The Communications and Disclosure Policy is approved and confirmed by the Board of Directors.
All company and press releases are published on the company’s website at www.remedygames.com/sijoittajat. The company’s official communications language is Finnish.
Disclosure of financial data and financial targets
Remedy publishes a half-year report and a financial statements release according to the published annual schedule.
Remedy may tell about its future prospects annually in the annual report of the Board. In addition, the company assesses its future development in the half-year report and the financial statement bulletin. The Company does not publish profit forecasts.
A silent period always precedes the regularly published financial reports, which begins 30 days prior to the publication date of the following financial report and ends upon the publication of the financial report. During the silent period, Remedy does not comment on the Company’s financial situation, markets or future prospects. During the silent period, the company representatives do not meet investors, analysts or other market operators or give interviews or otherwise comment on matters concerning the company’s financial situation or general views.
The Chairman of the Board or the Managing Director shall on a case-by-case basis decide on whether to give interviews on inside information published during the silent period.
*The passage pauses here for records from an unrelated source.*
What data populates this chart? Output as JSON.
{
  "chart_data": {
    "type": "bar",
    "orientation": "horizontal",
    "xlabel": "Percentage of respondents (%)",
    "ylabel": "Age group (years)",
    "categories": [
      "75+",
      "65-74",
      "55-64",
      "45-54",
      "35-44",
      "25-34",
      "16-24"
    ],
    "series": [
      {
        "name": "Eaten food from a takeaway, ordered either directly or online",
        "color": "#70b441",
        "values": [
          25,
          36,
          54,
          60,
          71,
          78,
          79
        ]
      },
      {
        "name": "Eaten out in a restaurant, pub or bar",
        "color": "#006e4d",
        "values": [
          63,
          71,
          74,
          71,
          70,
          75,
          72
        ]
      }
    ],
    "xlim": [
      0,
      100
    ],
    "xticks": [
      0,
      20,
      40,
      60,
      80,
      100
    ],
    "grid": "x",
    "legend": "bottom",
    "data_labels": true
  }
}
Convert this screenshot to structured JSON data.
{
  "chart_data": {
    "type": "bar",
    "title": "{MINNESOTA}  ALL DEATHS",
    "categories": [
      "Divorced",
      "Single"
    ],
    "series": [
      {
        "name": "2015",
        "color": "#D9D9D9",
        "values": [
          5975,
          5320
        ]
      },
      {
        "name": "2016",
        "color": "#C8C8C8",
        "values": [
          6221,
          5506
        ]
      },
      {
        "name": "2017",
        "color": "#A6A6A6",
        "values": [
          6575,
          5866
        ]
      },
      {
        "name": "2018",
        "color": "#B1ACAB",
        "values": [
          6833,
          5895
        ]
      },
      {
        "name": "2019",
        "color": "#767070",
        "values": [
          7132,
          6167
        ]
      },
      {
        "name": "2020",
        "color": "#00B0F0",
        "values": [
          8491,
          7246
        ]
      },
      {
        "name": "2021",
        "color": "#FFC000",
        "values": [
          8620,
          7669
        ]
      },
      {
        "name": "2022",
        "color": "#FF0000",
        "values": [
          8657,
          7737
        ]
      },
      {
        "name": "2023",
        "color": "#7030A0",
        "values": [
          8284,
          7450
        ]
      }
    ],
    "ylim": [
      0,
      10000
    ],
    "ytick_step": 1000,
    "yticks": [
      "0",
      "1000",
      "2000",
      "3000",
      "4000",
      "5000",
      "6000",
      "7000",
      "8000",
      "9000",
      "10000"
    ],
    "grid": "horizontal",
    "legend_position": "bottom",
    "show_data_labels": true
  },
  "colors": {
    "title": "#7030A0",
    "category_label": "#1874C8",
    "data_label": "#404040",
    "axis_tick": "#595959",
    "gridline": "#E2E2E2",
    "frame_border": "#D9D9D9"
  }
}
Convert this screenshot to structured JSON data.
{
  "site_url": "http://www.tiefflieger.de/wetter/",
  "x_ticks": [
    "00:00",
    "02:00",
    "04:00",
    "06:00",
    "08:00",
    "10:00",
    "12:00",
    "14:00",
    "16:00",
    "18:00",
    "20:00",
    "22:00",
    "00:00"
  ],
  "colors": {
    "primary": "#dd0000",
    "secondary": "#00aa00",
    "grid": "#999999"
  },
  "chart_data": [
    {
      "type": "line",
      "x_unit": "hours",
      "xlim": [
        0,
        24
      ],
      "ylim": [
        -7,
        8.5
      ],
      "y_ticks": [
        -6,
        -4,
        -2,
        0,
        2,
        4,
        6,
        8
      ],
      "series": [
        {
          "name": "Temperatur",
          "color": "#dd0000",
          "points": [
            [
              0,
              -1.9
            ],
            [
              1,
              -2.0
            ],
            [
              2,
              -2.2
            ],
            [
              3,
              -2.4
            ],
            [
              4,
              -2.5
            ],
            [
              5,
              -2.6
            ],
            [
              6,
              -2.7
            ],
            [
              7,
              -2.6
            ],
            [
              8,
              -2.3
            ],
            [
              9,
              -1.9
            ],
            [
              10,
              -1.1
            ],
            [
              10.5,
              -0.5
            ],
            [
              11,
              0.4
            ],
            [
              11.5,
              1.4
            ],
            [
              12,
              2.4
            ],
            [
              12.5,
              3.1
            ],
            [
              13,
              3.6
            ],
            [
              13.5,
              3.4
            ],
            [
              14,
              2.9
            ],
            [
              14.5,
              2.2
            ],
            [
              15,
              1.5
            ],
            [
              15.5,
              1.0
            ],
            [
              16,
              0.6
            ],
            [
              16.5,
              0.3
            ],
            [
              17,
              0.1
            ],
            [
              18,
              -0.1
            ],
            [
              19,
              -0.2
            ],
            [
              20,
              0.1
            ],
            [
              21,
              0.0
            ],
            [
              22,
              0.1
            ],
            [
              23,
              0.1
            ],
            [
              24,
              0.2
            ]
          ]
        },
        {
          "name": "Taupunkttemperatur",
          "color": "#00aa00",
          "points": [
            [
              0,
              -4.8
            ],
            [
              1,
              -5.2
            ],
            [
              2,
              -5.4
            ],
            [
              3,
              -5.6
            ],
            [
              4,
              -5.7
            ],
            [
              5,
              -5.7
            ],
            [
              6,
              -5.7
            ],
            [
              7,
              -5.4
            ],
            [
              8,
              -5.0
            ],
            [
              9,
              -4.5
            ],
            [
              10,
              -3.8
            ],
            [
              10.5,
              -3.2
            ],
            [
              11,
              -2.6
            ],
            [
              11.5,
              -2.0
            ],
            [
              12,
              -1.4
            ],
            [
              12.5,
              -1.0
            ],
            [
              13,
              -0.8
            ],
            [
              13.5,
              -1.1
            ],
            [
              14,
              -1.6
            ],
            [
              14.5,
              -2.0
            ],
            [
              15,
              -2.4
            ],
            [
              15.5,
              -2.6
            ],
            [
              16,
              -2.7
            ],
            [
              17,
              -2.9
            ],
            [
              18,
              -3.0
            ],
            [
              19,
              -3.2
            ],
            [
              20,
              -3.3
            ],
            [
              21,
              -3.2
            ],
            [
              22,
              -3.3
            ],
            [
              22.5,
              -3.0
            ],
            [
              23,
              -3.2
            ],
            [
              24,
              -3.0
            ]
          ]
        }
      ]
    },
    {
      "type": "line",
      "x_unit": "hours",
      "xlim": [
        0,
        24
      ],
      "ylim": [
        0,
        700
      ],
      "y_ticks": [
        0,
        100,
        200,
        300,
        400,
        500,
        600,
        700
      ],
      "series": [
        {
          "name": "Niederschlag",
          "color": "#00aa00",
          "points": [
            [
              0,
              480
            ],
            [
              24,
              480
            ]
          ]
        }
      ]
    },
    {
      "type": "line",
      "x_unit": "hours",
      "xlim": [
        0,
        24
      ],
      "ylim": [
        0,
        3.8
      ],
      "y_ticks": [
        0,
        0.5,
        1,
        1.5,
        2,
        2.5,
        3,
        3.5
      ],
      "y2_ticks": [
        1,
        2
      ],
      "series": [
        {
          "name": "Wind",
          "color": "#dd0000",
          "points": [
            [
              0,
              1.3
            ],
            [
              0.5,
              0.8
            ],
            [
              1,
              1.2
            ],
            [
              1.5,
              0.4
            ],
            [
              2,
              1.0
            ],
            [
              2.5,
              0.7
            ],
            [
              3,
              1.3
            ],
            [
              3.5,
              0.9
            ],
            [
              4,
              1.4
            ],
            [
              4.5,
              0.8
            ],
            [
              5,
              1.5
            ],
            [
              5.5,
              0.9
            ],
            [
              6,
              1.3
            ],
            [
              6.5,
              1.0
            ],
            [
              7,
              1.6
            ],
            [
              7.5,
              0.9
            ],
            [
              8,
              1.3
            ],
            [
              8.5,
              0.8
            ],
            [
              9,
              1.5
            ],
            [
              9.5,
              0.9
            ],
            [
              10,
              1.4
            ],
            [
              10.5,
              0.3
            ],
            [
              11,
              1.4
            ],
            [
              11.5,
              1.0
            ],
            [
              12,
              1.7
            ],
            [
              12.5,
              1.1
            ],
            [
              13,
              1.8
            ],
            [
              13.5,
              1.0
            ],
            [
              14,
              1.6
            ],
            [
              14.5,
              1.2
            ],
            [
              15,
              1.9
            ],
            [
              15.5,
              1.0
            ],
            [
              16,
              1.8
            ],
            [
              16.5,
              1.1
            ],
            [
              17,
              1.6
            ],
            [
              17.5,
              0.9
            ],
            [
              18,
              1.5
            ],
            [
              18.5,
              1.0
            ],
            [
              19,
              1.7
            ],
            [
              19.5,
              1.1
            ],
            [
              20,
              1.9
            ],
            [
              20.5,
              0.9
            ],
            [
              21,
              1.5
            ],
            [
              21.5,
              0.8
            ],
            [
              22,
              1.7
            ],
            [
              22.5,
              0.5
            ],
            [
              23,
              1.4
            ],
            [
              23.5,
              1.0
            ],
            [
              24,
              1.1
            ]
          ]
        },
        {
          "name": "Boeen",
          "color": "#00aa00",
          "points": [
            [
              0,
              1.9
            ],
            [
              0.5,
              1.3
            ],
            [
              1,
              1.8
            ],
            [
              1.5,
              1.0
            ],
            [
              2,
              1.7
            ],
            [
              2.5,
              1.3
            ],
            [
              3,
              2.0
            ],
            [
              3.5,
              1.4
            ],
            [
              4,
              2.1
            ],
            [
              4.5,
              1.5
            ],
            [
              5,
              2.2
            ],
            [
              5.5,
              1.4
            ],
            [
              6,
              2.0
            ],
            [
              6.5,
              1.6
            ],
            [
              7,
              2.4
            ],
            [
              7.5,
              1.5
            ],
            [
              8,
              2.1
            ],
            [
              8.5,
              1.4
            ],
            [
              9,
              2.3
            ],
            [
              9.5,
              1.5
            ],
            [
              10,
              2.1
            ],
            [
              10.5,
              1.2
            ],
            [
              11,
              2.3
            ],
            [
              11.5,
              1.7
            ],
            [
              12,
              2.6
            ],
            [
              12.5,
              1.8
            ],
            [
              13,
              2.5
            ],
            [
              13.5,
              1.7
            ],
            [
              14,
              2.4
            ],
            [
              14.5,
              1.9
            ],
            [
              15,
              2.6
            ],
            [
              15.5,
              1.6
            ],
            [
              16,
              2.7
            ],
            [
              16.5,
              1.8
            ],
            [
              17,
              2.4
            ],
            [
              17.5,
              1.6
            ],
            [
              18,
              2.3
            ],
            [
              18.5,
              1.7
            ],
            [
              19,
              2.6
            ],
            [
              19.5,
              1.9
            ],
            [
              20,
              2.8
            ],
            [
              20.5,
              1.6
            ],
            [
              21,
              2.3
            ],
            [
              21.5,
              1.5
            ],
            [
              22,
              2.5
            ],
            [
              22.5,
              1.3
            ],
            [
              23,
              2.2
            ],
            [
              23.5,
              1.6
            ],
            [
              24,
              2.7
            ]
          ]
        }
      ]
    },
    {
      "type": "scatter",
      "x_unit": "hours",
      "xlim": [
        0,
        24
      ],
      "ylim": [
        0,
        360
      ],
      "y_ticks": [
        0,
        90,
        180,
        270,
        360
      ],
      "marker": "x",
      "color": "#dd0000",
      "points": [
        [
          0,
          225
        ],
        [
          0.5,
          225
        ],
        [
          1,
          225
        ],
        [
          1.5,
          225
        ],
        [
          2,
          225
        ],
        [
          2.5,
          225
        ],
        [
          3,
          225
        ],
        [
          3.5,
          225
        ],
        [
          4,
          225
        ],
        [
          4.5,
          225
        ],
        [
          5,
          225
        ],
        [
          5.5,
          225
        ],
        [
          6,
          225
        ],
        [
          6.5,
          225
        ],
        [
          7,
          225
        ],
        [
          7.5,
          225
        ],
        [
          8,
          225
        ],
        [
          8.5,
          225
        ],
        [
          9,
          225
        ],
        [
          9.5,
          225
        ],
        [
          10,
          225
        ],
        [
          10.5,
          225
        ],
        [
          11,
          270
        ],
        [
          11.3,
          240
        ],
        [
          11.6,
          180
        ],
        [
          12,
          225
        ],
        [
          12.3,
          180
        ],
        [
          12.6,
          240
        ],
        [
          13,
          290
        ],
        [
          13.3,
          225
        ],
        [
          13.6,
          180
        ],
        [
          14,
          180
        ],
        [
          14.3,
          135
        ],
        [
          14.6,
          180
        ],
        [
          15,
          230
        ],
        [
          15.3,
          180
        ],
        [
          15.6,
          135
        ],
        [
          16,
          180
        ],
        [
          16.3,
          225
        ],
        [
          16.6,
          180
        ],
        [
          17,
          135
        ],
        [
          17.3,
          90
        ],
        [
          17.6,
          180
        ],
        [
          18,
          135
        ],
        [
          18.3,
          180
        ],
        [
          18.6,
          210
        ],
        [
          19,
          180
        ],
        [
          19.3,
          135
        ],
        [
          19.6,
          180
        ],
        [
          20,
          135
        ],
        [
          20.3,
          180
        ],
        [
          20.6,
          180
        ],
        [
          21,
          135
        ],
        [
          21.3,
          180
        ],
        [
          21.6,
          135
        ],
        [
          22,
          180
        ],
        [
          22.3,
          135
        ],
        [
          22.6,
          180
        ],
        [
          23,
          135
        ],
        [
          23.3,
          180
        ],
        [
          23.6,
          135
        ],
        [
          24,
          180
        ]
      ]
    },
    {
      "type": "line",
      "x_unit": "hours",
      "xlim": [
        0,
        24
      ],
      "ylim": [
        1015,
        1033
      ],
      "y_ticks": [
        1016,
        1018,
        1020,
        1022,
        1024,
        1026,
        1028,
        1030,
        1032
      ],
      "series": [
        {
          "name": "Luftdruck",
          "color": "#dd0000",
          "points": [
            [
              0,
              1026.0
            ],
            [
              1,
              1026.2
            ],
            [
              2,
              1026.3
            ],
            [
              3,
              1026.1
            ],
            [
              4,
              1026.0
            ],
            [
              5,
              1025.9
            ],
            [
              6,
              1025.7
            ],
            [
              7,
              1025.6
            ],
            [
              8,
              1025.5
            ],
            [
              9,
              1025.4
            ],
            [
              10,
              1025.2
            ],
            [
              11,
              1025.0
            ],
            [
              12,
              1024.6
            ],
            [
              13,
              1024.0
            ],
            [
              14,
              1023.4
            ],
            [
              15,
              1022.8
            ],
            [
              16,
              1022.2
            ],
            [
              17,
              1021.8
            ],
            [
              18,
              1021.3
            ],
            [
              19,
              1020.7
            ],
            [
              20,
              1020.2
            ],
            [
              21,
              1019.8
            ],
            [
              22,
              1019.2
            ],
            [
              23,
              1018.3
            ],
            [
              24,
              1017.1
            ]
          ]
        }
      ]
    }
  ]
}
Remedy observes a closed period of 30 days prior to the publication of a half-yearly report or the financial statements. During the closed period, the company’s managers with an obligation to disclose, and legally incompetent persons under the custody or trusteeship of such managers, as well as any organizations in which the above-mentioned persons exercise significant influence or control, may not trade in the company’s financial instruments on their own account or the account of a third party. The trading prohibition during the closed window also applies to personnel who participate in the preparation and publication of financial reports. The closed window ends upon the publication of a financial report.